Politik komediye yeni bir boyut ve güç kazandıran ünlü komedyen Jon Stewart, bir Türk medya klişesiyle söyleyecek olursak bu kez güldürmedi! Jon Stewart 21 Temmuz 1999’dan beri sürdürdüğü ‘The Daily Show’ programını yıl sonunda bırakacağını açıkladı.

Önceleri Craig Kilborn’un sunduğu program, 1999 yılında Jon Stewart’ın sunuculuğa başlamasıyla daha çok politik gelişmelere yoğunlaşınca, Amerikan televizyonlarında bir fenomene dönüştü. Kendisini ‘fake news’ olarak tanımlayan programda günlük politik gelişmeler ve polemikler, komik bir dille ‘ana haber bülteni formatı’ içinde yansıtılıyor. Comedy Central kanalında yayınlanan ve oldukça etkili olan programa Obama’dan ABD genelkurmay başkanlarına, Kongre liderlerinden Amerikalı kanaat önderlerine, yazar ve gazetecilerden Hollywood yıldızlarına kadar her kesimden önemli isim konuk olarak katıldı. The Daily Show programı, 16 yıllık yayın süresi boyunca ‘üst üste 10 yıl’ boyunca Emmy ödülü kazanarak bir televizyon programı için görkemli bir başarı elde etti.
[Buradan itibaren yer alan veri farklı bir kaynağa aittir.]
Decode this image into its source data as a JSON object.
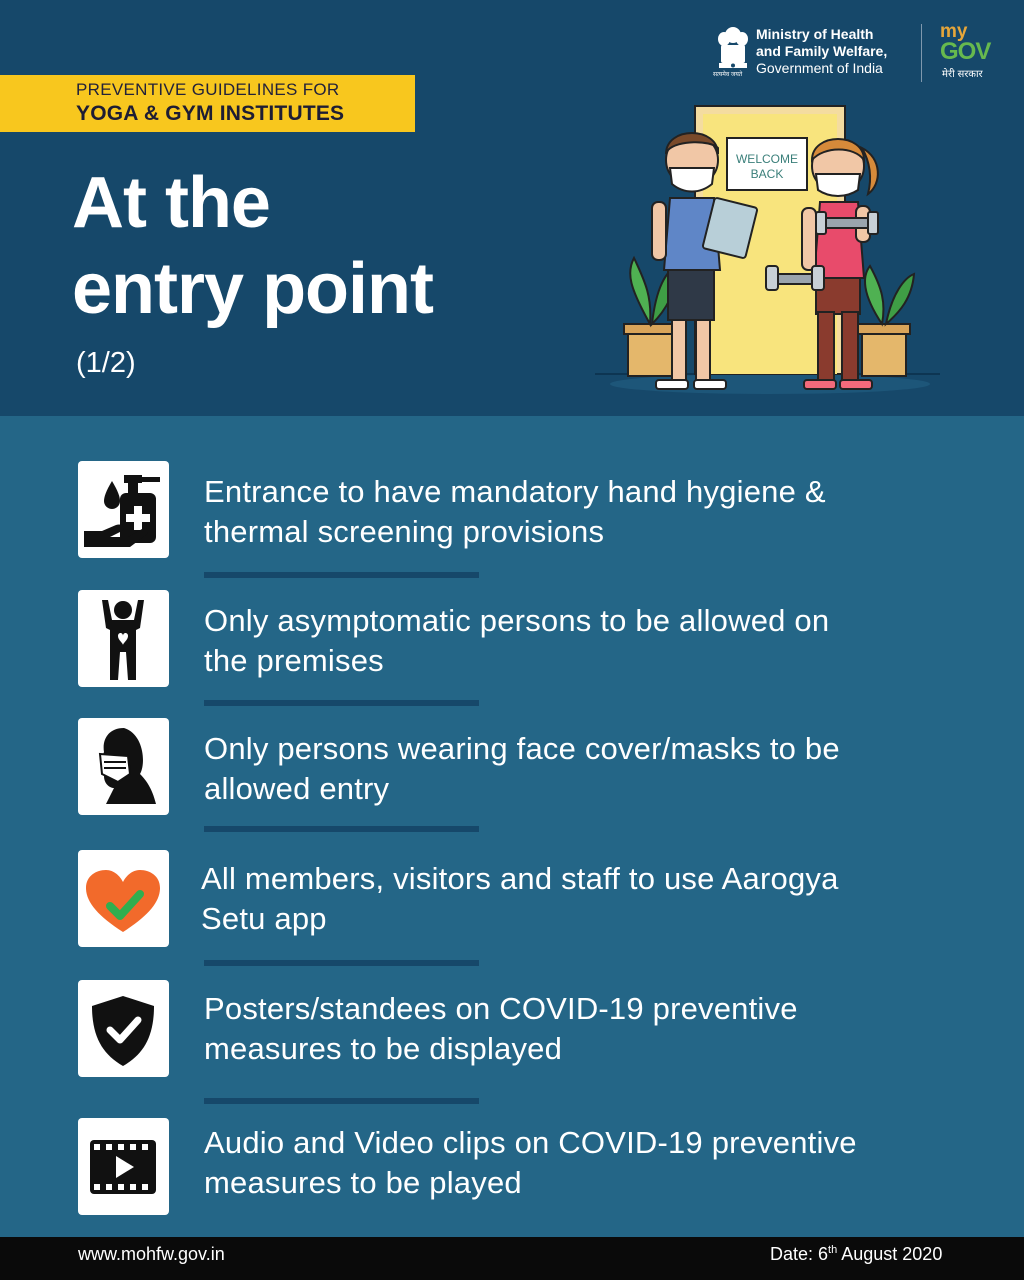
{
  "header": {
    "tag_line1": "PREVENTIVE GUIDELINES FOR",
    "tag_line2": "YOGA & GYM INSTITUTES",
    "title_line1": "At the",
    "title_line2": "entry point",
    "part": "(1/2)"
  },
  "logos": {
    "emblem_caption": "सत्यमेव जयते",
    "ministry_line1": "Ministry of Health",
    "ministry_line2": "and Family Welfare,",
    "ministry_line3": "Government of India",
    "mygov_my": "my",
    "mygov_gov": "GOV",
    "mygov_caption": "मेरी सरकार"
  },
  "illustration": {
    "sign_line1": "WELCOME",
    "sign_line2": "BACK"
  },
  "guidelines": [
    {
      "icon": "hand-sanitizer-icon",
      "line1": "Entrance to have mandatory hand hygiene &",
      "line2": "thermal screening provisions"
    },
    {
      "icon": "healthy-person-icon",
      "line1": "Only asymptomatic persons to be allowed on",
      "line2": "the premises"
    },
    {
      "icon": "face-mask-icon",
      "line1": "Only persons wearing face cover/masks to be",
      "line2": "allowed entry"
    },
    {
      "icon": "aarogya-setu-heart-icon",
      "line1": "All members, visitors and staff to use Aarogya",
      "line2": "Setu app"
    },
    {
      "icon": "shield-check-icon",
      "line1": "Posters/standees on COVID-19 preventive",
      "line2": "measures to be displayed"
    },
    {
      "icon": "video-clip-icon",
      "line1": "Audio and Video clips on COVID-19 preventive",
      "line2": "measures to be played"
    }
  ],
  "footer": {
    "url": "www.mohfw.gov.in",
    "date_prefix": "Date: 6",
    "date_sup": "th",
    "date_suffix": " August 2020"
  },
  "colors": {
    "top_background": "#16486a",
    "body_background": "#246687",
    "accent_yellow": "#f8c71e",
    "footer_background": "#0a0a0a"
  }
}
Daily Show çok sayıda yıldız doğurdu

Jon Stewart’ın ‘haberlerinin’ muhabirleri olan çok sayıda komedyen de yıllar içinde bir yıldıze dönüştü ve kendi programlarını yapar hale geldiler. Bunlar arasında en ünlüsü Stephen Colbert. Daily Show’da yetiştikten sonra yine Comedy Central’da bir muhafazakar televizyoncu rolüyle 10 yıla yakın süre ‘The Colbert Report’u sunan ünlü komedyen, Aralık ayından sonra bir başka televizyon klasiği olan David Letterman’ın yerine CBS’te gece ‘talk show’ programını sunmaya başlayacak. John Oliver, Steve Carell, Larry Wilmore, Ed Helms, Samantha Bee ve Jason Jones da The Daily Show okulundan yetişen diğer isimler arasında.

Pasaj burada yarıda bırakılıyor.